Objectives Small molecule inhibitors of the epidermal growth factor receptor (EGFR) kinase have recently been introduced for treatment of non-small cell lung cancer (NSCLC). However, these new drugs are only effective in approximately 10% of patients and there are no diagnostic tests to predict tumor response. The aim of this study was to evaluate whether changes in tumor glucose utilization, as assessed by positron emission tomography with the glucose analog fluorodeoxyglucose (FDG-PET), may be used to predict response to EGFR-kinase inhibitors early in the course of therapy.

Methods Glucose metabolism was studied in three human cancer cell lines with varying sensitivity to the EGFR-kinase inhibitor gefitinib. FDG uptake (a measure of glucose transport and phosphorylation) was determined in cell cultures and by microPET imaging of xenografts subcutaneously injected into SCID mice. To elucidate the mechanisms for treatment-induced changes in FDG uptake, glucose transport was assessed with the metabolically stable glucose analogue 3OMDG, and hexokinase activity of cell extracts was measured photometrically.

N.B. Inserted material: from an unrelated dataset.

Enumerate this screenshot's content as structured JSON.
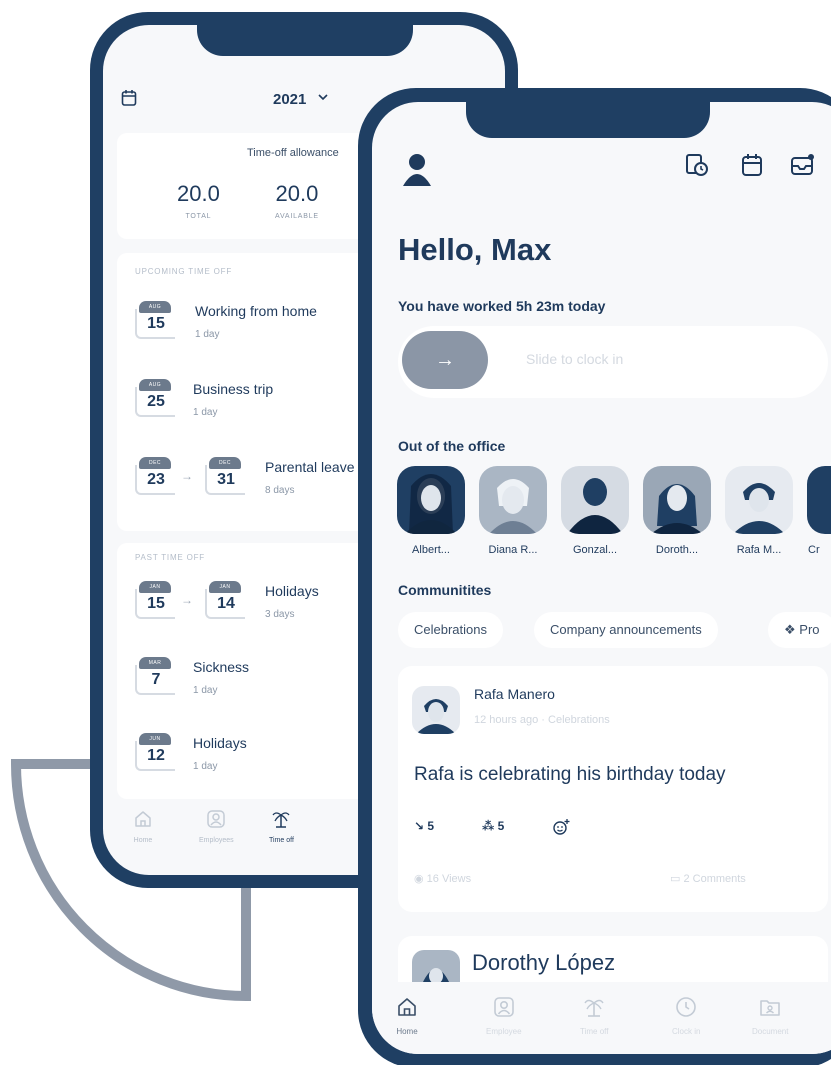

Results In the highly sensitive HCC4006 cells, FDG uptake decreased within 2 hours of treatment with 0.2 μM gefitinib and was only 30% of controls after 2 days. Reduced FDG uptake was due to decreased transport (influx constant of 3OMDG for treated and untreated cells 3.9/min and 21/min, respectively) and not due to impaired phosphorylation (hexokinase activity 277 and 253 mU/mg, respectively). Gefitinib-resistant A549 cells showed no change in FDG uptake and the moderately sensitive A431 cells demonstrated an intermediate response. In vivo, FDG uptake of A431 xenografts significantly decreased after two doses of gefitinib. Relative to controls FDG uptake of tumors treated with 75 mg/kg and 100 mg/kg was 64% ± 1% and 49% ± 5%, respectively.

Conclusion In sensitive tumors gefitinib causes a rapid decrease in glucose transport, which can be measured by PET imaging. These findings encourage the use of FDG-PET to predict response to EGFR kinase inhibitors in NSCLC.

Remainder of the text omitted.